È il suo segreto. Povero e prezioso segreto che i carnefici, le ordinanze, le autorità d’occupazione, il Deposito, le caserme, i campi, la Storia, il tempo – tutto ciò che insozza e involge – non sono riusciti a rubarle.”

Nella storia dell’intolleranza e delle faide sociali, inutili, senza senso, ma tremendamente sanguinose e feroci bisogna ricordare una semplice frase.

Del libro di Jean Genet “ Il miracolo della rosa” Modiano cita questa: “Quel bambino mi faceva capire che la vera sostanza dell’argot parigino è una mesta tenerezza” riferita ora ai bambini che nascono in Italia da nazionalità diversa e parlano italiano essendo stranieri, riferito a Dora, a tutti i bimbi ebrei, polacchi oppure palestinesi, che parlavano e parlano con l’accento parigino usando termini di argot di cui Genet sente mesta tenerezza.

Tenerezza nel ricordare.

Dopo la catastrofe dello sterminio, dei campi di concentramento, delle divisioni fra razze, dei forni, degli esperimenti, del collettivo partecipare a riti di pulizia etnica, dopo… Tutto cancellato nella Parigi disegnata dallo scrittore, i quartieri, i luoghi della scomparsa di Dora, delle retate, dello smistamento.

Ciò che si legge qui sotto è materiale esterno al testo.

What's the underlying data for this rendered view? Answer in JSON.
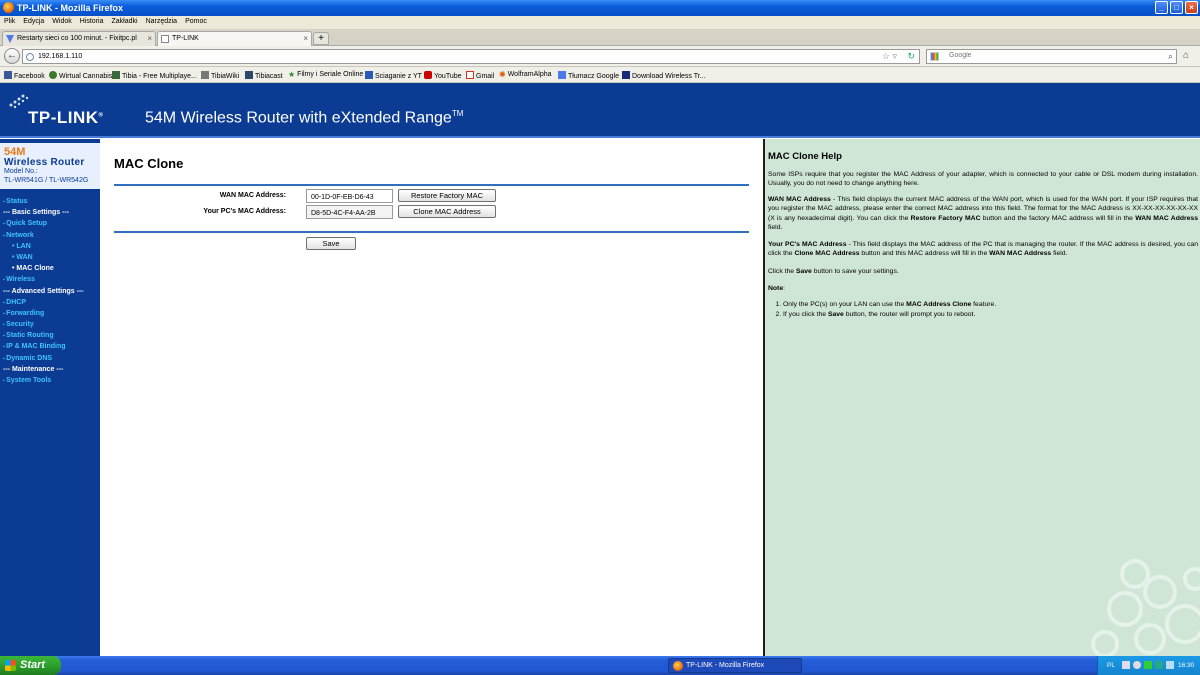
{
  "window": {
    "title": "TP-LINK - Mozilla Firefox",
    "controls": [
      "_",
      "□",
      "×"
    ]
  },
  "menubar": [
    "Plik",
    "Edycja",
    "Widok",
    "Historia",
    "Zakładki",
    "Narzędzia",
    "Pomoc"
  ],
  "tabs": [
    {
      "label": "Restarty sieci co 100 minut. - Fixitpc.pl",
      "close": "×"
    },
    {
      "label": "TP-LINK",
      "close": "×"
    }
  ],
  "newtab_label": "+",
  "navbar": {
    "url": "192.168.1.110",
    "search_placeholder": "Google",
    "back_glyph": "←"
  },
  "bookmarks": [
    {
      "label": "Facebook",
      "color": "#3b5998"
    },
    {
      "label": "Wirtual Cannabis",
      "color": "#3a7a2a"
    },
    {
      "label": "Tibia - Free Multiplaye...",
      "color": "#3a6a3a"
    },
    {
      "label": "TibiaWiki",
      "color": "#777777"
    },
    {
      "label": "Tibiacast",
      "color": "#2a4a6a"
    },
    {
      "label": "Filmy i Seriale Online",
      "color": "#2a8a2a"
    },
    {
      "label": "Sciaganie z YT",
      "color": "#2a5ab8"
    },
    {
      "label": "YouTube",
      "color": "#cc0000"
    },
    {
      "label": "Gmail",
      "color": "#d93025"
    },
    {
      "label": "WolframAlpha",
      "color": "#dd5500"
    },
    {
      "label": "Tłumacz Google",
      "color": "#4a7be8"
    },
    {
      "label": "Download Wireless Tr...",
      "color": "#1a2a7a"
    }
  ],
  "banner": {
    "logo": "TP-LINK",
    "logo_mark": "®",
    "slogan": "54M Wireless Router with eXtended Range",
    "slogan_tm": "TM"
  },
  "model": {
    "line1": "54M",
    "line2": "Wireless  Router",
    "line3": "Model No.:",
    "line4": "TL-WR541G / TL-WR542G"
  },
  "sidebar_menu": [
    {
      "label": "Status",
      "kind": "item"
    },
    {
      "label": "--- Basic Settings ---",
      "kind": "section"
    },
    {
      "label": "Quick Setup",
      "kind": "item"
    },
    {
      "label": "Network",
      "kind": "item"
    },
    {
      "label": "LAN",
      "kind": "sub"
    },
    {
      "label": "WAN",
      "kind": "sub"
    },
    {
      "label": "MAC Clone",
      "kind": "sub-current"
    },
    {
      "label": "Wireless",
      "kind": "item"
    },
    {
      "label": "--- Advanced Settings ---",
      "kind": "section"
    },
    {
      "label": "DHCP",
      "kind": "item"
    },
    {
      "label": "Forwarding",
      "kind": "item"
    },
    {
      "label": "Security",
      "kind": "item"
    },
    {
      "label": "Static Routing",
      "kind": "item"
    },
    {
      "label": "IP & MAC Binding",
      "kind": "item"
    },
    {
      "label": "Dynamic DNS",
      "kind": "item"
    },
    {
      "label": "--- Maintenance ---",
      "kind": "section"
    },
    {
      "label": "System Tools",
      "kind": "item"
    }
  ],
  "main": {
    "title": "MAC Clone",
    "wan_label": "WAN MAC Address:",
    "wan_value": "00-1D-0F-EB-D6-43",
    "restore_button": "Restore Factory MAC",
    "pc_label": "Your PC's MAC Address:",
    "pc_value": "D8-5D-4C-F4-AA-2B",
    "clone_button": "Clone MAC Address",
    "save_button": "Save"
  },
  "help": {
    "title": "MAC Clone Help",
    "intro": "Some ISPs require that you register the MAC Address of your adapter, which is connected to your cable or DSL modem during installation. Usually, you do not need to change anything here.",
    "wan_term": "WAN MAC Address",
    "wan_text_1": " - This field displays the current MAC address of the WAN port, which is used for the WAN port. If your ISP requires that you register the MAC address, please enter the correct MAC address into this field. The format for the MAC Address is XX-XX-XX-XX-XX-XX (X is any hexadecimal digit). You can click the ",
    "wan_bold_1": "Restore Factory MAC",
    "wan_text_2": " button and the factory MAC address will fill in the ",
    "wan_bold_2": "WAN MAC Address",
    "wan_text_3": " field.",
    "pc_term": "Your PC's MAC Address",
    "pc_text_1": " - This field displays the MAC address of the PC that is managing the router. If the MAC address is desired, you can click the ",
    "pc_bold_1": "Clone MAC Address",
    "pc_text_2": " button and this MAC address will fill in the ",
    "pc_bold_2": "WAN MAC Address",
    "pc_text_3": " field.",
    "save_text_1": "Click the ",
    "save_bold": "Save",
    "save_text_2": " button to save your settings.",
    "note_label": "Note",
    "note_colon": ":",
    "note1_text_1": "Only the PC(s) on your LAN can use the ",
    "note1_bold": "MAC Address Clone",
    "note1_text_2": " feature.",
    "note2_text_1": "If you click the ",
    "note2_bold": "Save",
    "note2_text_2": " button, the router will prompt you to reboot."
  },
  "taskbar": {
    "start_label": "Start",
    "task_label": "TP-LINK - Mozilla Firefox",
    "language": "PL",
    "clock": "16:30"
  }
}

“Mi sono detto che nessuno ricorda più niente. Dietro il muro si stendeva una no man’s land, una zona di vuoto e di oblio… Eppure sotto quella spessa coltre di amnesia si sentiva qualcosa, di quando in quando, un’eco lontano, soffocata, anche se nessuno sarebbe stato in grado di dire cosa, con precisione. Era come trovarsi all’orlo di un campo magnetico, senza pendolo per captarne le onde.”

Tutto resta fra le strade come un sussurro.

La solitudine permette di ascoltare il fruscio dei suoni, delle parole di chi non c’è più, la solitudine permette a sconosciuti di invadere i nostri pensieri e dialogare con noi, oltre il tempo, oltre il sensibile, con un respiro.

Da cosa scappava Dora, si chiede Modiano, parlando di lui, lui è Dora.

Che cosa ci induce a scappare, oppure a nasconderci? Vediamo cosa scrive Modiano: “Sembra però che ciò che ci spinge a fuggire d’improvviso sia un giorno di grigiore e di freddo che ci fa provare una solitudine ancora più acuta è la sensazione di una morsa che si chiude”.

Ora Modiano dice una cosa che dico io, che diciamo tanti: ”Come molti altri prima di me, credo nelle coincidenze e talvolta a un dono di veggenza nei romanzieri… e la parola dono non è il termine giusto, dal momento che suggerisce una sorta di superiorità. No, si tratta di qualcosa che fa parte del mestiere: gli sforzi di immaginazione, necessari a questo mestiere, il bisogno di fissare la mente su piccoli particolari…”, questa tensione può suscitare fugaci intuizioni concernenti fatti passati o futuri, come scrive il dizionario alla voce < Veggenza>.

E questo pomeriggio di domenica siamo di nuovo in inverno, con Dora Bruder, con Modiano, in una commozione di simili, di appartenenza a fughe solitarie, di appartenere ai disegni della storia che ci chiedono sempre una azione, ignorando noi il fine.

Un libro grande nel suo essere vuoto di fatti e sull’abisso dove molti parteciparono per annientare categorie, etnie, linguaggi, famiglie.

Un orrore così grande che ci regalò altri settanta anni di pace. Terrorizzati.

Riusciremo ancora a preservarci? L’augurio che mi faccio e che si saranno fatti al Nobel consegnandolo nelle mani di Modiano.